Though rates will remain unchanged right now, Powell did mention that the Fed would look to increase them along the same timeline that it intends to cease asset purchases.
“I would say that the committee is of a mind to raise the federal funds rate at the March meeting, assuming that conditions are appropriate for doing so,” said Powell
An increased federal funds rate following a period with very low rates has historically correlated with down markets. This is because lower rates add more capital to markets while higher rates dry up capital, clenching down on the amount of risk investors are willing to take and how much they want to be exposed in the market.

Top stories
Story: Fed Market Reaction: Stock Correlation Weighs More on Bitcoin Than Interest Rates
- Markets marginally rebound on signals that rate hikes may come in March
- If bitcoin’s correlation to equities persists, a greater sell-off might follow a short-term pop
Story: Coinbase: DeFi Growth Spikes as Crypto Shifts to Web3 Technologies
- The total value locked across layer-1 protocols jumped 1,237% from $18.7 billion at the beginning of 2021 to about $250 billion by year-end, according to DeFiLlama data
- Uniswap accounted for the lion’s share of volume with $779 billion traded on its protocol
Story: FTX.US President: Crypto Derivatives are 2022 Priority
- FTX.US’s first external funding round, which included participation from Paradigm, Temasek, NEA and Multicoin Capital, values the company at $8 billion
- FTX.US could look to acquire companies as a way to access their users, gain licenses, president says
Story: Is Facebook’s Diem Stablecoin Falling Apart?

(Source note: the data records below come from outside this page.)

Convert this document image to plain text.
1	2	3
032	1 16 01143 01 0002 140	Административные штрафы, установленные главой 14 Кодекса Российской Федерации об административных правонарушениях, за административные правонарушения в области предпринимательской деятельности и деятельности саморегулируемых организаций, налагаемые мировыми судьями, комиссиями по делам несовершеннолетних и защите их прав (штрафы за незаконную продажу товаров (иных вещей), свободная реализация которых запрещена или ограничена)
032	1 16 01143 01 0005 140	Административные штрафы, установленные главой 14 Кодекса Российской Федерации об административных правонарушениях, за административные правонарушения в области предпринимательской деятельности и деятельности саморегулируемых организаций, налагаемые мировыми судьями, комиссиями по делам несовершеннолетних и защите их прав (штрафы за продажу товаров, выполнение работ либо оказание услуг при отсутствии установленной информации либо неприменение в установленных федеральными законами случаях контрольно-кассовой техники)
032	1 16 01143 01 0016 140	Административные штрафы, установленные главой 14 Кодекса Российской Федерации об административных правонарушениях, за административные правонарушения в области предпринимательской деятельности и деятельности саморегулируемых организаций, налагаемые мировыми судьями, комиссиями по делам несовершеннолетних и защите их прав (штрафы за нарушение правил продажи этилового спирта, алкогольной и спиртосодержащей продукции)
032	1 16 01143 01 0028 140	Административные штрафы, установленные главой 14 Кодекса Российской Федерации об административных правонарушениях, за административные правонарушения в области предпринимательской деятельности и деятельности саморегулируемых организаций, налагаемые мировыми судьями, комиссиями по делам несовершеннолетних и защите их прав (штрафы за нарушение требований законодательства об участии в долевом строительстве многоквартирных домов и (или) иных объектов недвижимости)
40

- Meta’s Diem Association, formerly known as Libra, has been plagued by regulatory and social backlash
- The association is seeking to sell assets to pay back investors, sources familiar with the matter reportedly say
Story: CoinShares Launches Polkadot, Tezos ETPs With Staking Rewards
- The Polkadot and Tezos products are designed to share staking rewards of 5% and 3%, respectively, per year
- Products join four other physically backed Coinshares ETPs that invest in bitcoin (BTC), ether (ETH), litecoin (LTC) and XRP
Story: Twitter’s New NFT Verification Tool Does Not Confirm Authenticity
- A Twitter spokesperson told Blockworks that users can click on a profile picture to see whether the NFT collection has been verified with OpenSea
- All Ether-based NFTs that have a recorded transaction on the blockchain will be displayed on Twitter profiles
Tomorrow
Upcoming earnings reports to watch out for tomorrow are Mastercard (MA) and Visa (V), both of which have become more involved in the cryptocurrency space in the last year.
Mastercard is expected to report earnings before market open while Visa is expected to release earnings after market close. Investors should expect volatility to remain high for the foreseeable future as the Fed gears up to hike rates.